As Helen Farley of the University of Southern Queensland in Australia, writes in Curriculum Models for the 21st Century,

"These environments [virtual worlds] potentially allow educators to provide their students with more authentic learning experiences that more closely replicate real-life contexts through the provision of credible tasks and activities ... Carefully designed simulations deployed in virtual world environments can offer safe and economical simulations of real-world contexts that can enhance learning."

Entering a simulated environment encourages you to try new approaches. Some work and help you advance. Some fail. But when your approach doesn't work, you can pick yourself up and start again. Consider how different that is from test-driven classroom work, where failure stays on your academic record. Virtual worlds free learners to experiment, and that can lead to better solutions to real-world problems.

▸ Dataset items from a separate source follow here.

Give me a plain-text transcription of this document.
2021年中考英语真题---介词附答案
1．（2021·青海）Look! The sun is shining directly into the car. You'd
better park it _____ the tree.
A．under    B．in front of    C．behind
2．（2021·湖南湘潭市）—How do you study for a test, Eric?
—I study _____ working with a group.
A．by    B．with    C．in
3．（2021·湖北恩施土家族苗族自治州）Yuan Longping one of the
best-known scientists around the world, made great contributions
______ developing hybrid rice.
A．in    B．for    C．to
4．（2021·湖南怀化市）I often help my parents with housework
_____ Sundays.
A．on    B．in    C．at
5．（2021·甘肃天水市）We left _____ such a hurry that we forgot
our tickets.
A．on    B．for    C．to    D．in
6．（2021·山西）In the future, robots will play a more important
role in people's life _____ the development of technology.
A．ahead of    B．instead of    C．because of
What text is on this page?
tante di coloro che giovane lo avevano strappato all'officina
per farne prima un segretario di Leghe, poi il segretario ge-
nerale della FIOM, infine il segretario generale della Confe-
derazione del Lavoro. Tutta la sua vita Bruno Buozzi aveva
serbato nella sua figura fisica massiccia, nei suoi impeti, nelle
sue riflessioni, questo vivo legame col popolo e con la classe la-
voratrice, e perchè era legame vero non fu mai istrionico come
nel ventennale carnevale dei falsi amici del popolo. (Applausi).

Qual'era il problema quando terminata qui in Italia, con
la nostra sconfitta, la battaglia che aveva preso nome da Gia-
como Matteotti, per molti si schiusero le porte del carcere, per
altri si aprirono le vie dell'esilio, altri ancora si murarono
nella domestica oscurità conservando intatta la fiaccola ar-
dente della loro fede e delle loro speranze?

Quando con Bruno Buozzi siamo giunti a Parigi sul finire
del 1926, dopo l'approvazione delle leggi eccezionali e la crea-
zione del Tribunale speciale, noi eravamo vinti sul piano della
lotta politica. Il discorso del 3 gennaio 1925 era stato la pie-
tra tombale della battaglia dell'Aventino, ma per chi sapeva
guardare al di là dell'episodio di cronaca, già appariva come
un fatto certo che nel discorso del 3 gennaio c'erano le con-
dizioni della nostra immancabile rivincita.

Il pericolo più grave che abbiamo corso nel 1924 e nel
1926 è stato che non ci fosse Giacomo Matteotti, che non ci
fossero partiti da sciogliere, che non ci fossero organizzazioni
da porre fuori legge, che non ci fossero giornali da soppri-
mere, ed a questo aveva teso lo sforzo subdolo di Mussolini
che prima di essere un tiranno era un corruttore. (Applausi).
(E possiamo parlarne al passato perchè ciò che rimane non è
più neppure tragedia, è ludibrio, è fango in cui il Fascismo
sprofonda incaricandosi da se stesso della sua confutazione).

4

It's up to centres of learning to embrace new approaches that encourage critical thinking and problem-solving. Importantly, that doesn't mean accepting whatever technologies are offered. It means tailoring existing technology and building new technology expressly to serve educational ends. If what we need isn't available, we'll have to create it.

This is important to enhance learning experience and advance education. It's also important for our economy. One of the master class leaders at the upcoming ChangSchoolTalks 2016 is Tony Bates, who recently explored online experiential learning at The Chang School. Author of the (free, online) book Teaching in a Digital Age, Bates emphasizes the importance of offering the right kind of learning to support the economy of the future in a recent blog post:

"All advanced developed countries want to be leaders in innovation. Will Canada produce the researchers, engineers and managers with the right skills for a knowledge-based economy? ... Canada needs to focus much more on identifying the knowledge and skills that will be needed in knowledge intensive industries and ensure that our educational institutions know how to develop such skills. In particular are we using the appropriate teaching methods and technologies that will help learners develop these skills and knowledge?"

I agree that education must adapt to the changing needs of learners and facilitate the growth of our knowledge-based economy. Educational institutions have an unparalleled opportunity today to reshape our programs, supported by emerging technology. We've already made great strides -- and I'm confident that the best is yet to come.